If any required secret is missing, the publish job fails before the GitHub Release is created. This prevents a tag workflow from silently pretending that Maven artifacts were published. The workflow drops stale OSSRH staging repositories before Gradle uploads the artifacts through the OSSRH Staging API compatibility endpoint. It then searches the staging API repositories with ip=any, uploads the resulting repository key to Central Portal, and asks Central Portal to automatically publish the io.github.misut deployment.

Design notes

  • The default public API works with BsonDocument and BsonValue types. The filter and update DSLs are additive helpers that produce ordinary BSON documents; raw BSON remains the escape hatch for unsupported operators.
  • Typed MongoCollection<T> values can use either an explicit MongoCodec<T> or the kotlinx.serialization BSON codec v0 for supported @Serializable data classes. Serialization-backed typed filters and updates use serializer field-name mapping, including @SerialName.
  • Nested Kotlin property paths are not inferred. Use explicit field("a.b") BSON paths for nested filter and update paths.
  • commonMain does not depend on the JVM MongoDB driver. The official JVM driver is used only in JVM tests for verification.
  • Commands are implemented over MongoDB OP_MSG.
  • MongoCursor supports suspending next(), toList(), and close(). If a cursor is not exhausted and you stop reading early, call close() to send killCursors.
  • The client uses one connection per MongoClient and serializes requests on that connection. Connection pooling is deferred for v0.1 because the current transport owns one in-flight request/response pair at a time; adding a pool needs a larger checkout/checkin and authentication lifecycle.
  • Clean ended server sessions are pooled per MongoClient. Dirty or expired sessions are ended instead of reused, and pooled sessions are ended when the client closes.
  • withTransaction has bounded v0 retry support: it retries the whole transaction for server errors labeled TransientTransactionError, retries commitTransaction for UnknownTransactionCommitResult, and does not retry unlabeled errors.
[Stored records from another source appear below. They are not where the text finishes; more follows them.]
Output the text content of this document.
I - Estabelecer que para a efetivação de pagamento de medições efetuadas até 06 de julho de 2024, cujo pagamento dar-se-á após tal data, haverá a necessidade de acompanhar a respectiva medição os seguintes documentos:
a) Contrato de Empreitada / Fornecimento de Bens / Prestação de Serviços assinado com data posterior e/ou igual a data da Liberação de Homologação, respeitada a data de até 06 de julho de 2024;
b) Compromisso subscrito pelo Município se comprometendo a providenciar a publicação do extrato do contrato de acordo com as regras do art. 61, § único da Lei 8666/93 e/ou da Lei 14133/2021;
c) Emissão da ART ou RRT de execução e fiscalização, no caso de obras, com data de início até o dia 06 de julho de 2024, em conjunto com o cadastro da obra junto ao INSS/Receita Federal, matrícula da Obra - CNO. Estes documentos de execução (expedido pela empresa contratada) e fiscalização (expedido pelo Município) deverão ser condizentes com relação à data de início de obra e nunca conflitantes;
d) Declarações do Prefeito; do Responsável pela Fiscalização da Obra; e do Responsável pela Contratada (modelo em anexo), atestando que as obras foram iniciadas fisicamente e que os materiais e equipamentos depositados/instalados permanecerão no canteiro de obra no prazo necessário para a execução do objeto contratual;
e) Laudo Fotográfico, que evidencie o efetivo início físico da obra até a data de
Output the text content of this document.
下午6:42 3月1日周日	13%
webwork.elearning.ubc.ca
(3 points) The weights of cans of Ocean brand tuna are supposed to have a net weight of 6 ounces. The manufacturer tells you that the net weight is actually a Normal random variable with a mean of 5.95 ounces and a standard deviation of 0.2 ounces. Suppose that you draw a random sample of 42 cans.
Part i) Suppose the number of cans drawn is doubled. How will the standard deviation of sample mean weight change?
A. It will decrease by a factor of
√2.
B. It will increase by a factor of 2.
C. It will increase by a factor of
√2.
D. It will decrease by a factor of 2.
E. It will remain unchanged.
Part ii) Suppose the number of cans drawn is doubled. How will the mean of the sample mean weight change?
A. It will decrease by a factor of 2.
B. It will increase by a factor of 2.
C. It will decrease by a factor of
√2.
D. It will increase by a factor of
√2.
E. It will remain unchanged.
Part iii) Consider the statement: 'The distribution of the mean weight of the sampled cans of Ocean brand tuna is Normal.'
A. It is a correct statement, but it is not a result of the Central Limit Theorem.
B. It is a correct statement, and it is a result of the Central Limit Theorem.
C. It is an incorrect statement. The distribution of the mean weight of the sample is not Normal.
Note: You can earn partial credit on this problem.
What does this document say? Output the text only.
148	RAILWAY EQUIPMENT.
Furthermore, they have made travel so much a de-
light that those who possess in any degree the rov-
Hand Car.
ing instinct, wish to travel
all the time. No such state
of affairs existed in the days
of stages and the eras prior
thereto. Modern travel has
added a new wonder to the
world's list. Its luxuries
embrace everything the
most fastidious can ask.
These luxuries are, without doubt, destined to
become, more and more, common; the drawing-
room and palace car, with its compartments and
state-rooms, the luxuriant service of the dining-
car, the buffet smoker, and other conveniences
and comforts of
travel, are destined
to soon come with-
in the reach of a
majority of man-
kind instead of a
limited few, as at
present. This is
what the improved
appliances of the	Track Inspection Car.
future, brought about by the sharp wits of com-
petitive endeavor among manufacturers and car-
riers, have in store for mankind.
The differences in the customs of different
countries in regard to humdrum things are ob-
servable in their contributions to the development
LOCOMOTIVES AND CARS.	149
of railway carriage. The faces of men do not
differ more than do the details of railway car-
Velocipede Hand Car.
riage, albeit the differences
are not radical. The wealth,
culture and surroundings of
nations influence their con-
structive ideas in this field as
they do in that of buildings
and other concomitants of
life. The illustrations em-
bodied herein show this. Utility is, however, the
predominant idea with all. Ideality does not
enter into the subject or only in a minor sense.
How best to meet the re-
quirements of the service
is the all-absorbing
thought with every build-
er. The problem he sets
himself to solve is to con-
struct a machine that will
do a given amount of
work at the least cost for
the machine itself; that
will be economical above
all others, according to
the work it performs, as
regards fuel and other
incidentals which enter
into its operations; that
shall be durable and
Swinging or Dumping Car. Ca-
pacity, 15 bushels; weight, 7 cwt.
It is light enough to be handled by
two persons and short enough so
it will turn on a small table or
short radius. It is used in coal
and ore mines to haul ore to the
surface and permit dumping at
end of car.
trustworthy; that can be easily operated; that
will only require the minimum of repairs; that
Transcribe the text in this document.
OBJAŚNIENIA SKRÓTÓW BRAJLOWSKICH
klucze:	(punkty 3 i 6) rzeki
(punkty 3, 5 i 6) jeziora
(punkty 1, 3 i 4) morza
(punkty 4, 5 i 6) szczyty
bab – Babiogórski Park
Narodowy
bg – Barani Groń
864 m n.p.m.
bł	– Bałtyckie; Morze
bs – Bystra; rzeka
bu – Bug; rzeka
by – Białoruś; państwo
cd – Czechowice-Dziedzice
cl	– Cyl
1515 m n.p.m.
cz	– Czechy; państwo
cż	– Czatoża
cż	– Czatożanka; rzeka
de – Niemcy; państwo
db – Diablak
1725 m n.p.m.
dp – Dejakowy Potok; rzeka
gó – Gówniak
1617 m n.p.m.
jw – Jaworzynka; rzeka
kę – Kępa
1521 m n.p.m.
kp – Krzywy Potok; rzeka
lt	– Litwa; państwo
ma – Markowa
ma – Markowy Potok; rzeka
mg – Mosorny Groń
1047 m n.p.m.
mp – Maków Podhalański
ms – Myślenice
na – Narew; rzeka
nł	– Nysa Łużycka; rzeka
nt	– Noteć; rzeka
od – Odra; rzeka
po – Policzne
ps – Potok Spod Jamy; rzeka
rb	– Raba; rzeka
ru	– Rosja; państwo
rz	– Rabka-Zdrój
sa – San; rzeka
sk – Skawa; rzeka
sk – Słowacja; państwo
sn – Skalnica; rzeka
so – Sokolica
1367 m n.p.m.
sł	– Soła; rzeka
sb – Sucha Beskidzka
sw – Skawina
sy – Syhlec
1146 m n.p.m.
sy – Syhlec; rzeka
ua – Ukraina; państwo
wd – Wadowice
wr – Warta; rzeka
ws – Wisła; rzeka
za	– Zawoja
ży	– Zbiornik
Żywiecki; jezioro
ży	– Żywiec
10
The callback may run more than once, so avoid non-idempotent side effects outside MongoDB writes in the callback. Manual transaction APIs remain single-attempt.
  • Sessions send lsid with session-bound commands. Transactions send lsid, txnNumber, and autocommit: false; the first transaction operation also sends startTransaction: true.
  • Causal consistency bookkeeping is not implemented yet: the client does not track operationTime, gossip $clusterTime, or add readConcern.afterClusterTime.

License

mongongo is available under the MIT License.